Let’s see now, how the same could be achieved in modern day TSQL languages (such as SQL 2005 or SQL 2008).

Approach 1: Common Table Expression (CTE)

 

Lets call this function as Split2.  here we are using

CREATE FUNCTION dbo.Split2 ( @strString varchar(4000))

RETURNS  @Result TABLE(Value BIGINT)

AS

begin

    WITH StrCTE(start, stop) AS

    (

      SELECT 1, CHARINDEX(',' , @strString )

      UNION ALL

      SELECT stop + 1, CHARINDEX(',' ,@strString , stop + 1)

      FROM StrCTE

      WHERE stop > 0

    )

   

    insert into @Result

    SELECT SUBSTRING(@strString , start, CASE WHEN stop > 0 THEN stop-start ELSE 4000 END) AS stringValue

    FROM StrCTE

   

    return

end   

 

GO

 

Approach 2: XML (surprise)

XML could be applied to do some type of string parsing (see this) Let’s call this function as Split3.

 

CREATE FUNCTION dbo.Split3 ( @strString varchar(4000))

RETURNS  @Result TABLE(Value BIGINT)

AS

BEGIN

 

      DECLARE @x XML

      SELECT @x = CAST('<A>'+ REPLACE(@strString,',','</A><A>')+ '</A>' AS XML)

     

      INSERT INTO @Result

      SELECT t.value('.', 'int') AS inVal

      FROM @x.nodes('/A') AS x(t)

 

    RETURN

END   

GO

 

Approach 4: Classic TSQL Way

I got this approach from SQL Server Central site. This approach is slightly unusual but very effective. this needs you to create a table of sequential numbers called a Tally Table.

 

SELECT TOP 11000 --equates to more than 30 years of dates

IDENTITY(INT,1,1) AS N

INTO dbo.Tally

FROM Master.dbo.SysColumns sc1,

Master.dbo.SysColumns sc2

 

Lets index the table for better performance.

 

ALTER TABLE dbo.Tally

ADD CONSTRAINT PK_Tally_N PRIMARY KEY CLUSTERED (N)

WITH FILLFACTOR = 100

 

Finally out Split4 function.

 

 

CREATE FUNCTION dbo.Split4 ( @strString varchar(4000))

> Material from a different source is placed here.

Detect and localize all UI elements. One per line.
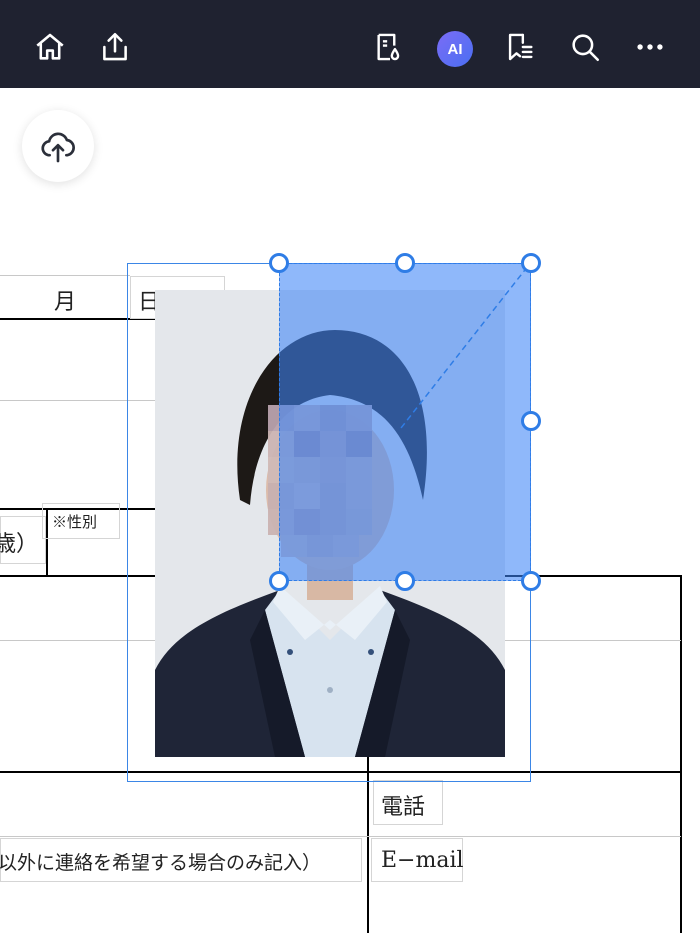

RETURNS  @Result TABLE(Value BIGINT)

AS

BEGIN

 

  SET @strString = ','+@strString +','

     

      INSERT INTO @t (Value)

      SELECT SUBSTRING(@strString,N+1,CHARINDEX(',',@strString,N+1)-N-1)

      FROM dbo.Tally

      WHERE N < LEN(@strString)

      AND SUBSTRING(@strString,N,1) = ',' --Notice how we find the comma

 

      RETURN

END   

GO

 

Now, what about the most crucial question: Performance.  so lets put all 4 functions to test.

please note that I am running this on SQL Server 2008. you may need to modify it for SQL 2005.

 

DECLARE @str VARCHAR(4000) = '6,7,7,8,10,12,13,14,16,44,46,47,394,396,417,488,714,717,718,719,722,725,811,818,832,833,836,837,846,913,914,919,922,923,924,925,926,927,927,928,929,929,930,931,932,934,935,1029,1072,1187,1188,1192,1196,1197,1199,1199,1199,1199,1200,1201,1202,1203,1204,1205,1206,1207,1208,1209,1366,1367,1387,1388,1666,1759,1870,2042,2045,2163,2261,2374,2445,2550,2676,2879,2880,2881,2892,2893,2894'

SELECT * FROM dbo.split1 ( @str )

SELECT * FROM dbo.split2 ( @str )

SELECT * FROM dbo.split3 ( @str )

SELECT * FROM dbo.split3 ( @str )

On my laptop, I saw following numbers. I expected the XML to be the fastest.

image

 

so I changed the code slightly to test out XML function directly.

 

 

DECLARE @str VARCHAR(4000)

= '6,7,7,8,10,12,13,14,16,44,46,47,394,396,417,488,714,717,718,719,722,725,811,818,832,833,836,837,846,913,914,919,922,923,924,925,926,927,927,928,929,929,930,931,932,934,935,1029,1072,1187,1188,1192,1196,1197,1199,1199,1199,1199,1200,1201,1202,1203,1204,1205,1206,1207,1208,1209,1366,1367,1387,1388,1666,1759,1870,2042,2045,2163,2261,2374,2445,2550,2676,2879,2880,2881,2892,2893,2894'

Declare @x XML

select @x = cast('<A>'+ replace(@str,',','</A><A>')+ '</A>' as xml)

      

select t.value('.', 'int') as inVal

from @x.nodes('/A') as x(t)

image

 

 

Hmm. so just as I thought, XML is faster on its’ own.

there are some more options that I did not consider such as CLR functions. but we will get to those some other time.